The problem with ntp isn't the client, it's the servers having to deal with forged UDP packets. Will ntpd ever become TCP-only? Sadly I'm not holding my breath. I stopped running a public stratum 3 server ~10 years ago.

brohee
1 replies
19h47m

When one can make a stratum 1 server for $100, there is very little reason for the continuous existence of public NTP servers. ISP can offer the service to their customers, and any company with a semblance of IT dept can have its own stratum 1.

ssl-3
0 replies
10h7m

One can build a GPS-backed stratum 1 server for a lot less than $100 in hardware (and I have done so in the past). It was a fun little project for me, but it involved a confluence of skillsets that many [especially smaller] companies may not collectively possess. And even then, it needs to be documented so someone else can work on it, and that maintenance has to actually-happen, and it needs a view of the sky in order for it to chooch, and it also needs redundancy. This takes time. (And if this IT department doesn't work for free, then the cost is very quickly a lot more than $100.)

And going full-assed with one or more actually-outside antennas can also be problematic, since it's a Bad Day when (eg) grounding is done improperly and lightning comes by to fuck their shit up.

And ISPs can (and certainly should!) provide decent NTP servers.

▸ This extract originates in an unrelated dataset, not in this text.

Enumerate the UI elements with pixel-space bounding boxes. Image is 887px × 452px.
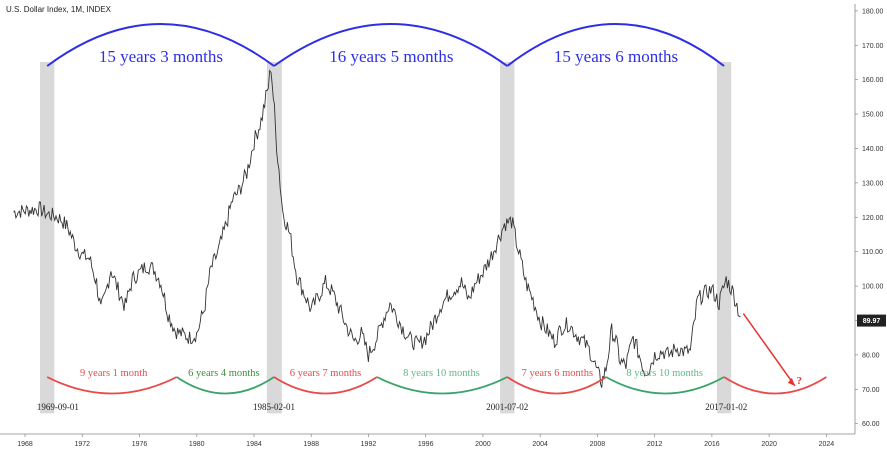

That's the logical place for shared servers, network-wise. But the one's choice of ISP is often limited by geography, and the most-viable ISP here stopped publishing what their NTP servers are -- if they still exist in a form that customers can use, they don't publish this information. (It wasn't always this way and I remember using them years ago when they were more forthcoming. They were shitty NTP servers with high jitter. Good enough for some things, I suppose, but not as good as the members of the public NTP pool tend to be.)

I mean: Many ISPs can't even manage to handle DNS queries quickly. When public servers like 8.8.8.8 and 1.1.1.1 (or the semi-public ones like 4.2.2.1) are faster than the ISP's own servers, then that's a problem. And it's a stupid problem, and it should not happen. But it does happen.

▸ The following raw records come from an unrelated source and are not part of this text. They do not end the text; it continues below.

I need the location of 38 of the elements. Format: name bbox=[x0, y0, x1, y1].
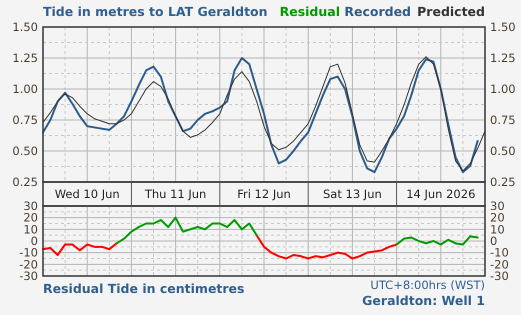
y-tick-label: -30 bbox=[19, 269, 38, 284]
x-axis-title: Residual Tide in centimetres bbox=[43, 281, 244, 296]
y-tick-label: 0 bbox=[30, 234, 38, 248]
text: Predicted bbox=[417, 4, 485, 19]
x-tick-label: Wed 10 Jun bbox=[54, 187, 120, 202]
y-tick-label: 0.25 bbox=[12, 175, 38, 190]
y2-tick-label: -30 bbox=[490, 269, 509, 284]
text: Residual bbox=[280, 4, 340, 19]
x-tick-label: Sat 13 Jun bbox=[323, 187, 382, 202]
chart-title: Tide in metres to LAT Geraldton bbox=[43, 4, 268, 19]
text: Geraldton: Well 1 bbox=[362, 293, 485, 308]
y2-tick-label: 1.50 bbox=[490, 20, 516, 34]
x-tick-label: Fri 12 Jun bbox=[237, 187, 291, 202]
y-tick-label: 30 bbox=[23, 199, 38, 214]
y2-tick-label: -20 bbox=[490, 257, 509, 272]
y2-tick-label: -10 bbox=[490, 246, 509, 260]
y2-tick-label: 0 bbox=[490, 234, 498, 248]
y-tick-label: 1.50 bbox=[12, 20, 38, 34]
y2-tick-label: 0.50 bbox=[490, 144, 516, 158]
text: Recorded bbox=[344, 4, 411, 19]
y-tick-label: 1.00 bbox=[12, 82, 38, 96]
y2-tick-label: 20 bbox=[490, 210, 505, 225]
y2-tick-label: 10 bbox=[490, 222, 505, 236]
y2-tick-label: 30 bbox=[490, 199, 505, 214]
y-tick-label: 10 bbox=[23, 222, 38, 236]
y2-tick-label: 1.25 bbox=[490, 51, 516, 66]
x-tick-label: 14 Jun 2026 bbox=[406, 187, 476, 202]
y2-tick-label: 0.75 bbox=[490, 113, 516, 128]
x-tick-label: Thu 11 Jun bbox=[144, 187, 206, 202]
y2-tick-label: 1.00 bbox=[490, 82, 516, 96]
y2-tick-label: 0.25 bbox=[490, 175, 516, 190]
y-tick-label: -20 bbox=[19, 257, 38, 272]
y-tick-label: 0.50 bbox=[12, 144, 38, 158]
y-tick-label: -10 bbox=[19, 246, 38, 260]
text: UTC+8:00hrs (WST) bbox=[370, 278, 485, 292]
y-tick-label: 0.75 bbox=[12, 113, 38, 128]
y-tick-label: 1.25 bbox=[12, 51, 38, 66]
y-tick-label: 20 bbox=[23, 210, 38, 225]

So thus, public NTP servers are useful for many -- including those who have a tinkered-together NTP server with a GPS antenna in a window somewhere, where public servers can be used as backup.

It's good to have options, and it's nice that some organizations provide some options for the greater network.

Faaak
0 replies
19h59m

On the contrary, I'm hosting a stratum 1 and 2 stratum 2s (at my previous company we offered 3 stratum 1s) on the ntp pool. It's useful, used, and still needed :-)

_joel
2 replies
20h17m

Reading this reminded me of ntpsec, anyone actually use that?

move-on-by
1 replies
17h25m

Yes, Debian transitioned to NTPSec with bookworm. The NTP package is just a dummy transitional package to that installs NTPsec.

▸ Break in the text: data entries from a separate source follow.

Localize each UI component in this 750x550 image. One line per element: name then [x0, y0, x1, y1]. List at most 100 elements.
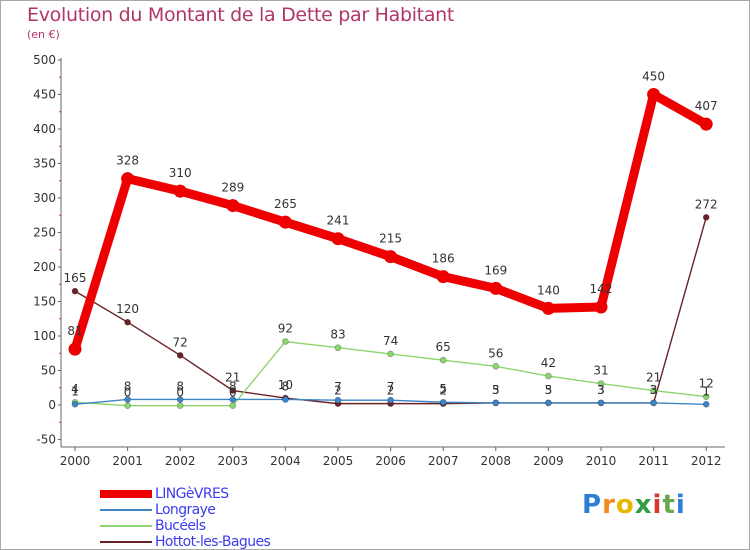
- chart-title: Evolution du Montant de la Dette par Hab…: [27, 4, 455, 26]
- x-tick-label: 2004: [270, 454, 301, 468]
- point-lingevres: [436, 270, 450, 284]
- data-label-lingevres: 140: [537, 283, 560, 297]
- point-longraye: [282, 396, 289, 403]
- data-label-buceels: 42: [541, 356, 556, 370]
- point-longraye: [124, 396, 131, 403]
- x-tick-label: 2012: [691, 454, 722, 468]
- data-label-longraye: 5: [492, 383, 500, 397]
- data-label-buceels: 56: [488, 346, 503, 360]
- legend-item-buceels: Bucéels: [100, 518, 360, 534]
- data-label-lingevres: 289: [221, 181, 244, 195]
- point-longraye: [702, 401, 710, 408]
- point-lingevres: [384, 250, 398, 264]
- legend-swatch-buceels: [100, 525, 152, 527]
- point-longraye: [650, 399, 657, 407]
- data-label-buceels: 21: [646, 371, 661, 385]
- data-label-hottot-les-bagues: 2: [439, 384, 447, 398]
- data-label-lingevres: 310: [169, 166, 192, 180]
- x-tick-label: 2001: [112, 454, 143, 468]
- point-lingevres: [278, 215, 292, 229]
- point-buceels: [334, 344, 342, 352]
- data-label-longraye: 1: [71, 384, 79, 398]
- point-longraye: [229, 396, 237, 403]
- y-tick-label: -50: [36, 433, 56, 447]
- point-longraye: [492, 399, 500, 407]
- data-label-buceels: 12: [699, 377, 714, 391]
- data-label-longraye: 8: [282, 379, 290, 393]
- point-buceels: [650, 387, 657, 394]
- data-label-hottot-les-bagues: 21: [225, 371, 240, 385]
- point-buceels: [545, 372, 552, 380]
- data-label-hottot-les-bagues: 272: [695, 197, 718, 211]
- data-label-lingevres: 169: [484, 263, 507, 277]
- data-label-hottot-les-bagues: 3: [650, 383, 658, 397]
- logo-letter: o: [615, 490, 635, 520]
- data-label-hottot-les-bagues: 3: [492, 383, 500, 397]
- y-tick-label: 350: [33, 157, 56, 171]
- logo-letter: i: [675, 490, 686, 520]
- data-label-hottot-les-bagues: 10: [278, 378, 293, 392]
- x-tick-label: 2002: [165, 454, 196, 468]
- point-buceels: [282, 338, 289, 345]
- data-label-lingevres: 142: [590, 282, 613, 296]
- data-label-hottot-les-bagues: 72: [173, 335, 188, 349]
- point-lingevres: [489, 281, 503, 295]
- data-label-hottot-les-bagues: 2: [334, 384, 342, 398]
- y-tick-label: 500: [33, 53, 56, 67]
- x-tick-label: 2011: [638, 454, 669, 468]
- data-label-longraye: 8: [176, 379, 184, 393]
- point-longraye: [334, 396, 342, 404]
- data-label-lingevres: 241: [327, 214, 350, 228]
- x-tick-label: 2008: [481, 454, 512, 468]
- x-tick-label: 2010: [586, 454, 617, 468]
- data-label-longraye: 8: [124, 379, 132, 393]
- point-buceels: [597, 380, 605, 387]
- data-label-hottot-les-bagues: 120: [116, 302, 139, 316]
- data-label-hottot-les-bagues: 3: [545, 383, 553, 397]
- legend-swatch-lingevres: [100, 490, 152, 498]
- point-longraye: [387, 396, 394, 404]
- series-lines: [70, 90, 711, 407]
- logo-letter: i: [652, 490, 663, 520]
- data-label-buceels: 65: [436, 340, 451, 354]
- point-hottot-les-bagues: [124, 318, 131, 326]
- data-label-longraye: 5: [545, 383, 553, 397]
- data-label-lingevres: 407: [695, 99, 718, 113]
- data-label-buceels: 83: [330, 328, 345, 342]
- unit-label: (en €): [27, 28, 60, 41]
- logo-letter: r: [602, 490, 616, 520]
- legend-label: LINGèVRES: [155, 486, 229, 502]
- point-longraye: [597, 399, 605, 407]
- point-buceels: [439, 356, 447, 364]
- data-label-buceels: 0: [176, 386, 184, 400]
- logo-letter: P: [582, 490, 603, 520]
- y-tick-label: 200: [33, 260, 56, 274]
- point-lingevres: [699, 117, 713, 131]
- data-label-lingevres: 328: [116, 154, 139, 168]
- data-label-longraye: 1: [702, 384, 710, 398]
- x-tick-label: 2005: [323, 454, 354, 468]
- data-label-buceels: 92: [278, 322, 293, 336]
- legend-label: Hottot-les-Bagues: [155, 534, 271, 550]
- x-tick-label: 2006: [375, 454, 406, 468]
- point-hottot-les-bagues: [229, 387, 237, 394]
- point-longraye: [71, 401, 79, 408]
- data-label-buceels: 0: [229, 386, 237, 400]
- series-points: [68, 88, 713, 409]
- legend-swatch-longraye: [100, 509, 152, 511]
- point-longraye: [176, 396, 184, 403]
- proxiti-logo: Proxiti: [582, 490, 686, 520]
- legend-item-hottot: Hottot-les-Bagues: [100, 534, 360, 550]
- data-label-buceels: 0: [124, 386, 132, 400]
- data-label-lingevres: 186: [432, 252, 455, 266]
- point-buceels: [176, 402, 184, 409]
- y-tick-label: 400: [33, 122, 56, 136]
- point-lingevres: [68, 342, 82, 356]
- point-buceels: [229, 402, 237, 409]
- logo-letter: x: [634, 490, 653, 520]
- point-lingevres: [541, 301, 555, 315]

https://packages.debian.org/bookworm/net/ntp

_joel
0 replies
6h22m

Interesting, thanks

NelsonMinar
1 replies
21h21m

I like the idea of NTPD in Rust. Is there anything to read about how well ntpd-rs performs? Would love a new column for chrony's comparison: https://chrony-project.org/comparison.html

Particularly interested in the performance stats, how well the daemon keeps time in the face of various network problems. Chrony is very good at this. Some of the other NTP implementations (not on that chart) are so bad they shouldn't be used in production.

rnijveld
0 replies
12h13m

In our internal testing we are very close to Chrony with our synchronization performance, some of our testing data and an explanation of our algorithm is published in our repository: https://github.com/pendulum-project/ntpd-rs/tree/main/docs/a...

Given the amount of testing we (and other parties) have done, and given the strong theoretical foundation of our algorithm I’m pretty confident we’d do well in many production environments. If you do find any performance issues though, we’d love to hear about them!

xvilka
0 replies
11h29m

BGP probably should be the next.

hoseja
0 replies
7h5m

Free pair of knee-high socks with every cert.